Она сидела, утопая в своем кресле, обхватив всеми десятью пальцами чашку с заново налитым и давно остывшим кофе. Взгляд ее словно различал в пространстве комнаты, как льющаяся из радиоприемника музыка обретает некую доступную глазу форму.
— Я могу тебе сказать. Было это так. Когда мы с тобой решили пожениться, для каждого из нас все было впервые. Ты был у меня первым, и я была первой у тебя. Ты сказал мне, что мы будем первыми во все дни нашей жизни, ничему не станем учиться у других, а все сделаем сами: и наш дом, и нашу лужайку, и все остальное, словно мы первопроходцы и никто не открывал этого до нас.
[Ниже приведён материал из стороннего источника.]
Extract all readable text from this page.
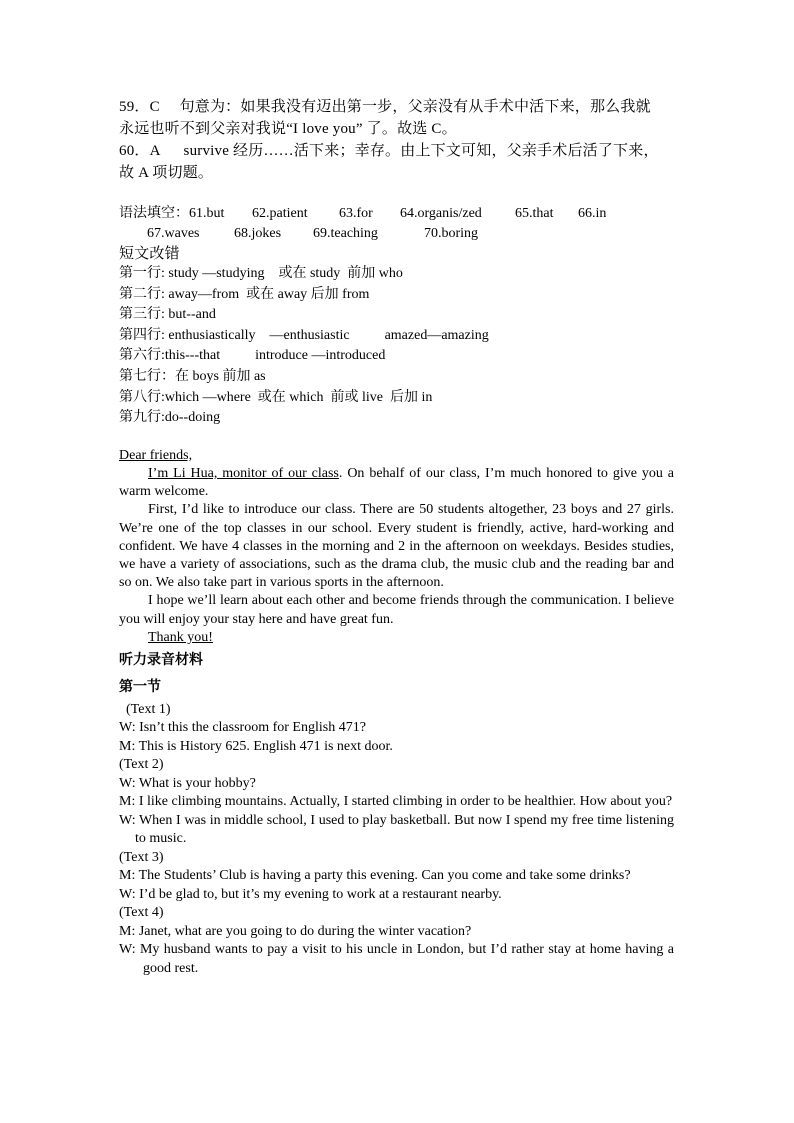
59．C 句意为：如果我没有迈出第一步，父亲没有从手术中活下来，那么我就

永远也听不到父亲对我说“I love you” 了。故选 C。

60．A survive 经历……活下来；幸存。由上下文可知，父亲手术后活了下来，

故 A 项切题。

语法填空：61.but 62.patient 63.for 64.organis/zed 65.that 66.in

67.waves 68.jokes 69.teaching	70.boring

短文改错

第一行: study —studying    或在 study  前加 who

第二行: away—from  或在 away 后加 from

第三行: but--and

第四行: enthusiastically    —enthusiastic          amazed—amazing

第六行:this---that          introduce —introduced

第七行：在 boys 前加 as

第八行:which —where  或在 which  前或 live  后加 in

第九行:do--doing

Dear friends,

I’m Li Hua, monitor of our class. On behalf of our class, I’m much honored to give you a warm welcome.

First, I’d like to introduce our class. There are 50 students altogether, 23 boys and 27 girls. We’re one of the top classes in our school. Every student is friendly, active, hard-working and confident. We have 4 classes in the morning and 2 in the afternoon on weekdays. Besides studies, we have a variety of associations, such as the drama club, the music club and the reading bar and so on. We also take part in various sports in the afternoon.

I hope we’ll learn about each other and become friends through the communication. I believe you will enjoy your stay here and have great fun.

Thank you!

听力录音材料

第一节

(Text 1)

W: Isn’t this the classroom for English 471?

M: This is History 625. English 471 is next door.

(Text 2)

W: What is your hobby?

M: I like climbing mountains. Actually, I started climbing in order to be healthier. How about you?

W: When I was in middle school, I used to play basketball. But now I spend my free time listening to music.

(Text 3)

M: The Students’ Club is having a party this evening. Can you come and take some drinks?

W: I’d be glad to, but it’s my evening to work at a restaurant nearby.

(Text 4)

M: Janet, what are you going to do during the winter vacation?

W: My husband wants to pay a visit to his uncle in London, but I’d rather stay at home having a good rest.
Мы будем будто мальчик и девочка в лесу, возьмемся крепко за руки, и ничто нас не испугает. Ты сказал мне, что я красивая. А еще сказал, что ты добрый и отныне не будешь стесняться быть добрым: когда ты был маленьким, то очень стеснялся того, что няни, воспитательницы, друзья, учителя — все называли тебя добрым мальчиком. Ты обещал, что возьмешь меня в путешествие по пустыне и научишь любить ее, и я в самом деле научилась. Ты обещал, что научишься у меня всегда сохранять спокойствие, любить классическую музыку, и особенно Баха. И ты тоже научился. Мы думали, что будем понимать друг друга, даже промолчав вместе весь день напролет и не произнеся за весь вечер ни единого слова. И считали, и ты и я, что будет лучше для нас и для твоих родителей, если станем мы жить вместе, а не каждый в своей комнате: ты — с Уди и Эйтаном Р., а я — с двумя другими девушками. Поженившись, мы станем жить вместе, и у нас не будет необходимости встречаться где-то вне дома, в самых невообразимых местах. К тому же лето было на исходе — помнишь, Иони? — надвигалась осень, а за ней зима, а зимой мы не могли бы встречаться в наших местах, потому-то мы и решили пожениться еще до того, как начнутся дожди… Не плачь, Иони, не надо грустить…
— Кто плачет? — рассердился Ионатан. — Это всего лишь моя чертова аллергия, от которой у меня воспалены глаза. И ведь тысячу раз говорил тебе, что у меня жжет глаза, и просил не ставить в вазы сосновые ветки!
— Прости, Иони. Но теперь зима, и у меня нет цветов.
— Тысячу раз говорил я тебе, чтобы ты прекратила по целым дням твердить мне «прости», «прости», словно официантка или горничная из какого-нибудь кинофильма. Вместо этого скажи мне: что же теперь?
— Теперь — что, Иони?
— Что осталось теперь, я тебя спрашиваю. Буду весьма благодарен, если ты не станешь возвращать мне мои же вопросы, а окажешь любезность, сделаешь над собой усилие и ответишь, когда тебя спрашивают.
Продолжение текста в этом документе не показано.